Public health education should focus on the following:

  • Reduce the risk of animal-to-human transmission. In areas where monkeypox virus is endemic, prevention of transmission should first focus on avoiding any contact with rodents and primates, and secondly should limit direct contact with the blood and meat of animals, which must be thoroughly cooked before eating. Gloves and other appropriate protective clothing should be worn when handling sick animals or infected tissues and during slaughter.
  • Reduce the risk of human-to-human transmission. Avoid close physical contact with people infected with monkeypox and avoid working with contaminated materials. Gloves and protective gear should be worn when caring for a sick person. Wash hands as prescribed after caring for or visiting a sick person. It is recommended that the patient be isolated at home or in a medical facility.

Implement infection control in health care settings

Health care workers should practice standard precautions for infection control when caring for patients with suspected or confirmed monkeypox virus infection or handling patient specimens.

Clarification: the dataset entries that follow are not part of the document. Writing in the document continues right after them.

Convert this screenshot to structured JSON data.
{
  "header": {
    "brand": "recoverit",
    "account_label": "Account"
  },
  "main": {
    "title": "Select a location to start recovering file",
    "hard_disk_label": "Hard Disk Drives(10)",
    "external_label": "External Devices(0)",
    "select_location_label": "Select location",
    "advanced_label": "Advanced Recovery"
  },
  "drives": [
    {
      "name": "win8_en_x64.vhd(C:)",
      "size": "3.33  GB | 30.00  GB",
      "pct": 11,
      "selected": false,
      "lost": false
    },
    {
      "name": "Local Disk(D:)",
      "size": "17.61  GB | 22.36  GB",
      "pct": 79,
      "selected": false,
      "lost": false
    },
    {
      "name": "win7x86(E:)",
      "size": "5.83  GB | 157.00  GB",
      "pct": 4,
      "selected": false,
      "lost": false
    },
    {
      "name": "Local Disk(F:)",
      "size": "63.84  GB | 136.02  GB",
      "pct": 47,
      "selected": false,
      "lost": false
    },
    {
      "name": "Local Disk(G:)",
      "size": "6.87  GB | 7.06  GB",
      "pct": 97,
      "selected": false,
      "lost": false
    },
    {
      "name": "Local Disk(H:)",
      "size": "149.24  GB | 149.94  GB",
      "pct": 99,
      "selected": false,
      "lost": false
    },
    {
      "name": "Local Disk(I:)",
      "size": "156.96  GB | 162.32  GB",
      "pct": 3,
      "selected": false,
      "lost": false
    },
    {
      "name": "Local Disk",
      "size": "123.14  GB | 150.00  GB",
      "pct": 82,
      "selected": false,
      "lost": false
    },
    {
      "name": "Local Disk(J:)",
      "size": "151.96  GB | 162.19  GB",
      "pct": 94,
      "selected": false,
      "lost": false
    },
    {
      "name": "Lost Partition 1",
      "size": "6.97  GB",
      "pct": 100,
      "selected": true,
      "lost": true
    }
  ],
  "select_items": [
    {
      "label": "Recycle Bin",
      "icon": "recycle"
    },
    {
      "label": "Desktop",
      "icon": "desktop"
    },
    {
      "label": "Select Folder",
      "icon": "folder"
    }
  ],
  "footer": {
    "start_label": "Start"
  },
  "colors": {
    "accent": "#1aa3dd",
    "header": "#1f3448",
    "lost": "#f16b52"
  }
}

Smallpox vaccination should be considered for health-care workers and those who treat or come into contact with monkeypox patients or patient specimens, but should not be given to people with compromised immune systems.

Collection of human and animal samples suspected of being infected with monkeypox virus should be performed by trained personnel and handled in a properly equipped laboratory. Shipping patient samples should ensure safe packaging and follow infectious material handling guidelines.

Preventing the spread of monkeypox through the animal trade

Restricting or banning the movement of small African mammals and monkeys could effectively reduce the spread of the virus outside Africa.

Smallpox vaccination should not be given to captive animals. Infected animals should be isolated from other animals and quarantined immediately. Any animals that may have come into contact with infected animals should be quarantined and treated according to standard precautions and observed for monkeypox symptoms for 30 days.

WHO’s response

WHO supports Member States in monkeypox surveillance and preparedness and supports outbreak response in affected countries.